Eppure sulla vicenda di Bartali Yad Vashem, prima di riconoscerlo nel 2013 come ’Giusto fra le nazioni’, aveva proceduto coi piedi di piombo anche perché il grande ciclista aveva mantenuto un riserbo pressoché assoluto sulla vicenda ("Il Bene si fa, ma non si dice", amava ripetere). Alcuni anni prima due ricercatori canadesi, Aili e Andres McConnon (autori del libro su Bartali ‘Road to valor’), avevano avuto l’impressione che Yad Vashem stesse preparando il dossier con una cautela ai loro occhi quasi esasperante. Avevano infatti inoltrato a Gerusalemme una testimonianza che reputavano di grande significato. Si trattava di un’intervista a padre Pier Damiano, di un monastero di Assisi, che aveva detto loro di aver visto in persona come Bartali nascondesse documenti nella propria bicicletta e come l’avesse smontata di fronte ai suoi occhi. Quei documenti dovevano essere trasferiti da Assisi a Firenze, per essere poi distribuiti ad ebrei minacciati da persecuzioni razziali.

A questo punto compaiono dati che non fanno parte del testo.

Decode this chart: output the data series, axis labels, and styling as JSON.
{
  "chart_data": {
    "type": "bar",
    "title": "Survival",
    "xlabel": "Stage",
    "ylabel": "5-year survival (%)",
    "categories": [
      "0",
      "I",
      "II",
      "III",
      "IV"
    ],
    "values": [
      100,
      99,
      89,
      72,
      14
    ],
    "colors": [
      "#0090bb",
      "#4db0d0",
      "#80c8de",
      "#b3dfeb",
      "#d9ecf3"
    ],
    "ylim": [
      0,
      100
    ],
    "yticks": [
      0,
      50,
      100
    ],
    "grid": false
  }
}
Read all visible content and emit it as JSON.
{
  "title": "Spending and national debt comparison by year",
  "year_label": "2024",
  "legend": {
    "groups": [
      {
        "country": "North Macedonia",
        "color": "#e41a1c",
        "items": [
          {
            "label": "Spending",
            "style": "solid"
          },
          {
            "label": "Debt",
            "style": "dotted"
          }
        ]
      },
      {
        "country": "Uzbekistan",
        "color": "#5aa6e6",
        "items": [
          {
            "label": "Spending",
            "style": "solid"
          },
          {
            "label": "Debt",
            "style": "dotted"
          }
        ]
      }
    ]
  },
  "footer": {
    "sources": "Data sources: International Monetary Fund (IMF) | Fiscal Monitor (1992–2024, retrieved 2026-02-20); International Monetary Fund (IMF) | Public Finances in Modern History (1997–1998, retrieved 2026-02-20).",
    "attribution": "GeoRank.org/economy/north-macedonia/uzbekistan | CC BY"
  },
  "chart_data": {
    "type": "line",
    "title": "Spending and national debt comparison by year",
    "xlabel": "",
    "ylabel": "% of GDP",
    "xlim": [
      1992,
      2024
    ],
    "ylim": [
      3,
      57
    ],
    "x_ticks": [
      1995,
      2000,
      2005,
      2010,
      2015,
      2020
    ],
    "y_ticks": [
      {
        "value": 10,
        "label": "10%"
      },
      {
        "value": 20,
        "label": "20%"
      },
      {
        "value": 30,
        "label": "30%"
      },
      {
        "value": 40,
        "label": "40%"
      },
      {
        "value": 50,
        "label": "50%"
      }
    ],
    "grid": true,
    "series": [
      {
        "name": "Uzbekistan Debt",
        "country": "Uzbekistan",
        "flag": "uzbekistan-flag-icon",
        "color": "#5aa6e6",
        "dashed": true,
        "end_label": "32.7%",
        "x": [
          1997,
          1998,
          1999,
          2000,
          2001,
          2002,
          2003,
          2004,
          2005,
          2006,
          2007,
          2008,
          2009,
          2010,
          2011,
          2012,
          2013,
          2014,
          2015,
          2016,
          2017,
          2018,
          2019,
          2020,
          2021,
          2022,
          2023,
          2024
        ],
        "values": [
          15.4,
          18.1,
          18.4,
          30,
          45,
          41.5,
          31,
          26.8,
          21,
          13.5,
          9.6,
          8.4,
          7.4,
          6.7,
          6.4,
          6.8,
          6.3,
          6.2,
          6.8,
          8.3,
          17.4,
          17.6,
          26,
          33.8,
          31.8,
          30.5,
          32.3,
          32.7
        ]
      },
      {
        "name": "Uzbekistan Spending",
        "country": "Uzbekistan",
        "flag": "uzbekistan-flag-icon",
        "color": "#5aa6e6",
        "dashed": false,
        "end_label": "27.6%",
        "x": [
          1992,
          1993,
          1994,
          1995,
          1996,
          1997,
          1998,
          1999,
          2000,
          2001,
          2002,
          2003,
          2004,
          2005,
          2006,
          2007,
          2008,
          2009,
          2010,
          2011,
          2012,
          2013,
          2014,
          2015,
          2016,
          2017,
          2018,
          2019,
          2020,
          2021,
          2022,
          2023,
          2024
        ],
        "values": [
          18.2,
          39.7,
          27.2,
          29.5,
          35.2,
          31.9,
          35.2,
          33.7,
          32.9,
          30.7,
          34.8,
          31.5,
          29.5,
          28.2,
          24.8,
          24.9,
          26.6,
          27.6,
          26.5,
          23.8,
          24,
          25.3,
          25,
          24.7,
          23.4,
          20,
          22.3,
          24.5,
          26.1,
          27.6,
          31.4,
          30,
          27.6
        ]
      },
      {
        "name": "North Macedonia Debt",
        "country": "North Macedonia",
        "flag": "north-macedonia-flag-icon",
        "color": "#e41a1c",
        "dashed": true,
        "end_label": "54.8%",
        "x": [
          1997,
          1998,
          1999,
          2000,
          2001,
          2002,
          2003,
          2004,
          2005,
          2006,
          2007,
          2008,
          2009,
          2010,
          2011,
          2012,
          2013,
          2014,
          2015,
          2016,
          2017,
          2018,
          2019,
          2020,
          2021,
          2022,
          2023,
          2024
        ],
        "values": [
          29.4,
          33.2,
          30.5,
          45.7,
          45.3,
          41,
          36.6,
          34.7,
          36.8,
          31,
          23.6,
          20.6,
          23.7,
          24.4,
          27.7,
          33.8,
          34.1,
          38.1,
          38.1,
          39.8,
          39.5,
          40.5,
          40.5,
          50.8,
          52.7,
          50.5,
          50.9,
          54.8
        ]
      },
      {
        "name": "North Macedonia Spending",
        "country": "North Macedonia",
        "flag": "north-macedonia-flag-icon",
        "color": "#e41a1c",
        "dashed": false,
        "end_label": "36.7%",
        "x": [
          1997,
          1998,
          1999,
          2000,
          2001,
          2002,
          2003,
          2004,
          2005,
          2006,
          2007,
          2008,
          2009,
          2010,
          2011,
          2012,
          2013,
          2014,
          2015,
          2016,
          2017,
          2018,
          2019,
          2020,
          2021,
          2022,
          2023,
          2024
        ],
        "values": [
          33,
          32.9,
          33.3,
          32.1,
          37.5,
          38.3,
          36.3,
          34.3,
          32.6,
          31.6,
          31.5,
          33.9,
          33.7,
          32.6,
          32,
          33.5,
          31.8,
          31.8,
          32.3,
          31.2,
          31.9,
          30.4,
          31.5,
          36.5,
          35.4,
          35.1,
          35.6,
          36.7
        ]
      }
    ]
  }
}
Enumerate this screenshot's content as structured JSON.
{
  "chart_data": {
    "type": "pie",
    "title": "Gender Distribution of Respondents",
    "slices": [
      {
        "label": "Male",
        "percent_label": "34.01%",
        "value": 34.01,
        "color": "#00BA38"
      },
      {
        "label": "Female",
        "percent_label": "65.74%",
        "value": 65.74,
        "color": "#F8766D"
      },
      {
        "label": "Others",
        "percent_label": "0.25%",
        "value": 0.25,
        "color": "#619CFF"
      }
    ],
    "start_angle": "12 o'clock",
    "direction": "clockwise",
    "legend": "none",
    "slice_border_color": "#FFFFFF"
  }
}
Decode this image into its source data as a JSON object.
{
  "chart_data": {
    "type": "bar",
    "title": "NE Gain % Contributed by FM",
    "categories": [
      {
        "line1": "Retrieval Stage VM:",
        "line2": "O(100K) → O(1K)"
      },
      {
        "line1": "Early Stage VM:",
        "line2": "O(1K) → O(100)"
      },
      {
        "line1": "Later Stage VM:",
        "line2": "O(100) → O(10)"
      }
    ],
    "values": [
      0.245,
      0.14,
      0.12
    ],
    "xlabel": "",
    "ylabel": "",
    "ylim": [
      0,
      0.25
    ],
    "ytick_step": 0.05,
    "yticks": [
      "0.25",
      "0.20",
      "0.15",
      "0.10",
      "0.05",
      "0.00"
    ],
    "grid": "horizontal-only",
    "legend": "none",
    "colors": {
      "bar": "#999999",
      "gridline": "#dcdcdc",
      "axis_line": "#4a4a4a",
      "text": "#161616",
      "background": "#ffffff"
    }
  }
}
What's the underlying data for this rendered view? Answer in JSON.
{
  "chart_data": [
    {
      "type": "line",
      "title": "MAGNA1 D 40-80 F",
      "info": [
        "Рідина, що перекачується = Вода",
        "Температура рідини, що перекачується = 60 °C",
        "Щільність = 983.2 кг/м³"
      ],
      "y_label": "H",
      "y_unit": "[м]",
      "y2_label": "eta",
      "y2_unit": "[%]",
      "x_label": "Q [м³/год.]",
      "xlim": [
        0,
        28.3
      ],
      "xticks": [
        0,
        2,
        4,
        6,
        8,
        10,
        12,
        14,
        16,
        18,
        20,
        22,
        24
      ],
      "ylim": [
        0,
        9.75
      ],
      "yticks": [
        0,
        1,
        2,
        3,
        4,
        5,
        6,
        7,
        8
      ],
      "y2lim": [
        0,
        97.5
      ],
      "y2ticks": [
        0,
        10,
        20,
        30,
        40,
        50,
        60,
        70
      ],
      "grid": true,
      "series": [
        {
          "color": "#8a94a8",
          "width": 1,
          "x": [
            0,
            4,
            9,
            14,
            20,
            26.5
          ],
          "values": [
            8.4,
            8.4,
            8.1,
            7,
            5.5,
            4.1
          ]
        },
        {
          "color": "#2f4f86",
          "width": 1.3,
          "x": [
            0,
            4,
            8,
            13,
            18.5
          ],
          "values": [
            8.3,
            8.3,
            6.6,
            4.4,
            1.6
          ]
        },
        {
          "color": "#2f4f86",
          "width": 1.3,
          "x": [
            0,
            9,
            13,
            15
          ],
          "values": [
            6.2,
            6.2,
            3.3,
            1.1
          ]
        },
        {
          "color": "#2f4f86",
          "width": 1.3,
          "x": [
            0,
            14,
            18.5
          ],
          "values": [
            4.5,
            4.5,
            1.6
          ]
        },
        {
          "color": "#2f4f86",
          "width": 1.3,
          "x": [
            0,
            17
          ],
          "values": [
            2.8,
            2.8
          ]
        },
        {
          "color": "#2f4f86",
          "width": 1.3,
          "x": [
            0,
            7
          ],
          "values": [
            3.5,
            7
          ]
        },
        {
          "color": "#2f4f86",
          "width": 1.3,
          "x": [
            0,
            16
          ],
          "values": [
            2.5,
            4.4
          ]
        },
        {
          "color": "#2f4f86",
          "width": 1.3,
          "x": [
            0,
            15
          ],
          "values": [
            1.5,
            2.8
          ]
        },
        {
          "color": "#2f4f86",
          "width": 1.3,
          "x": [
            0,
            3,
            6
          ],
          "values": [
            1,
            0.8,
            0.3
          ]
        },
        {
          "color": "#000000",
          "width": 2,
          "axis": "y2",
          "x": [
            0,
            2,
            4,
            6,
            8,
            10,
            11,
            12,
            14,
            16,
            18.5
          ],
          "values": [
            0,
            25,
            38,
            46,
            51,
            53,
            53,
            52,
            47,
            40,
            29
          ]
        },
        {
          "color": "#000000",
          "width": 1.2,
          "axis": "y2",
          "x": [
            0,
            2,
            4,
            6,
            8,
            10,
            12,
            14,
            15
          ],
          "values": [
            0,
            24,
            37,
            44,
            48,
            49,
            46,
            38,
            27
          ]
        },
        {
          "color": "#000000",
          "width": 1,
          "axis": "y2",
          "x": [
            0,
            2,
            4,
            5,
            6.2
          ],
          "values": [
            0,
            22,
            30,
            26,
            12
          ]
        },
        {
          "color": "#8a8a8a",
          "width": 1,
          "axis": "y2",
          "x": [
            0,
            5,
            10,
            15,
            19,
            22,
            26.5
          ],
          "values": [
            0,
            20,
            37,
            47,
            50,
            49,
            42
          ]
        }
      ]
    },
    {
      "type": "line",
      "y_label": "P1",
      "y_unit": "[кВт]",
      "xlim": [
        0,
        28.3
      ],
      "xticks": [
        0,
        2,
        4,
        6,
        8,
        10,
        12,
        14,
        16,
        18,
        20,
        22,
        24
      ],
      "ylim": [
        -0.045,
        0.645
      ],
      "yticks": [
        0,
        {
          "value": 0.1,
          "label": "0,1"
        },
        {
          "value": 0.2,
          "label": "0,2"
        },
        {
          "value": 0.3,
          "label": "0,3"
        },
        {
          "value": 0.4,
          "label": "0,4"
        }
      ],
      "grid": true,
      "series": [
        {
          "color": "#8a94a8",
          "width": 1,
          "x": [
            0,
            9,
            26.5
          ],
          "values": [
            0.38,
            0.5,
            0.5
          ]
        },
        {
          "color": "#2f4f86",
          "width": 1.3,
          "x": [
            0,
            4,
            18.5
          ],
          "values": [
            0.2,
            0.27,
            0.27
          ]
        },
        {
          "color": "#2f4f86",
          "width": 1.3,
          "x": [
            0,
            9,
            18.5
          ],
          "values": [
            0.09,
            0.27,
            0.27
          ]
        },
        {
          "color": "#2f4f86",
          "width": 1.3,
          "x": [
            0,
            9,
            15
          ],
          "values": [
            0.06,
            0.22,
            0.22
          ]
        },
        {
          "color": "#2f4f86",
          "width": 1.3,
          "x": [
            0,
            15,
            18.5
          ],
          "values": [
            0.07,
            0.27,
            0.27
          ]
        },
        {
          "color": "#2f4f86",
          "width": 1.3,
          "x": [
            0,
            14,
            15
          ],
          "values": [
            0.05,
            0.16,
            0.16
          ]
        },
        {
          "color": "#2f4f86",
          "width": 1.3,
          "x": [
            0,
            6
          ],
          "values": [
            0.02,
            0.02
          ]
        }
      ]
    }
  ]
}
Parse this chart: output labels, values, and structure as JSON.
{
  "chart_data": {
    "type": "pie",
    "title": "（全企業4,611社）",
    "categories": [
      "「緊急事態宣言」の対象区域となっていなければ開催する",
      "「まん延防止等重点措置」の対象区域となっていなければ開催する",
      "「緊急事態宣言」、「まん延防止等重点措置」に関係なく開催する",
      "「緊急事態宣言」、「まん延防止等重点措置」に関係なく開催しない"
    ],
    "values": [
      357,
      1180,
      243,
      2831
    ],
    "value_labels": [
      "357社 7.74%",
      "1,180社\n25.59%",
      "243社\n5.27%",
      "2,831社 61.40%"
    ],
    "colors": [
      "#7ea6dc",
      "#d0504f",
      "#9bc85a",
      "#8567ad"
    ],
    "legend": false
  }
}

Nel frattempo Yad Vashem aveva raccolto anche altre testimonianze. Quella di Renzo Ventura, secondo cui la madre Marcella e i suoi genitori avevano ricevuto da Bartali documenti falsi, su iniziativa della rete organizzata dal cardinale Elia Dalla Costa (proclamato nel 2012 ‘Giusto fra le Nazioni’). C’era anche la testimonianza del sopravvissuto Giorgio Goldenberg-Paz, secondo cui Bartali mise un alloggio a disposizione dei genitori. Anche il cugino di Goldenberg, Aurelio Klein, riferì di documenti falsi inoltrati da Bartali.

Gli italiani riconosciuti quali Giusti fra le Nazioni sono oltre 730. L’iter che hanno dovuto superare non è stato di poco conto. Per loro, come per gli altri Giusti, è stato necessario stabilire che con il loro intervento attivo avevano salvato ebrei dalla morte e dell’internamento in campi di sterminio. Che inoltre avevano rischiato la propria vita o la propria libertà per soccorrere quegli ebrei. Che le loro motivazioni erano del tutto altruistiche: ossia che non era stato promesso loro alcun compenso o beneficio. Lo stadio più difficile è quello delle prove concrete: sempre più difficile da trovare, sia per il tempo trascorso sia perché le operazioni di salvataggio richiedevano una assoluta segretezza. Una volta che la apposita Commissione presieduta da un giudice della Corte suprema abbia confermato la onorificenza, il nome del Giusto viene inciso sul muro che costeggia uno dei viali del Mausoleo a perpetua memoria della sua figura.

Su Bartali, a Yad Vashem, c’è anche la testimonianza indiretta di Giulia Donati, originaria di Firenze. Da giovane era nascosta con i genitori a Lido di Camaiore. Un giorno alla porta si presentò inaspettamente un ciclista e la donna anziana che nascondeva quella famiglia lo respinse. Solo a posteriori si venne a sapere che probabilmente si trattava di Bartali. In punto di morte Donati aveva ormai dimenticato del tutto quanti le avevano provocato sofferenze durante le persecuzioni razziali. Invece ricordava ancora con devozione – malgrado il progressivo annebbiamento della memoria – i suoi benefattori di allora: non solo il celebre Bartali, ma anche alcuni altri ancora fra cui la ‘Beppa’. Era la signora Giuseppina Parronchi, portinaia della sua casa di Firenze, che consegnava ai genitori razioni di cibo.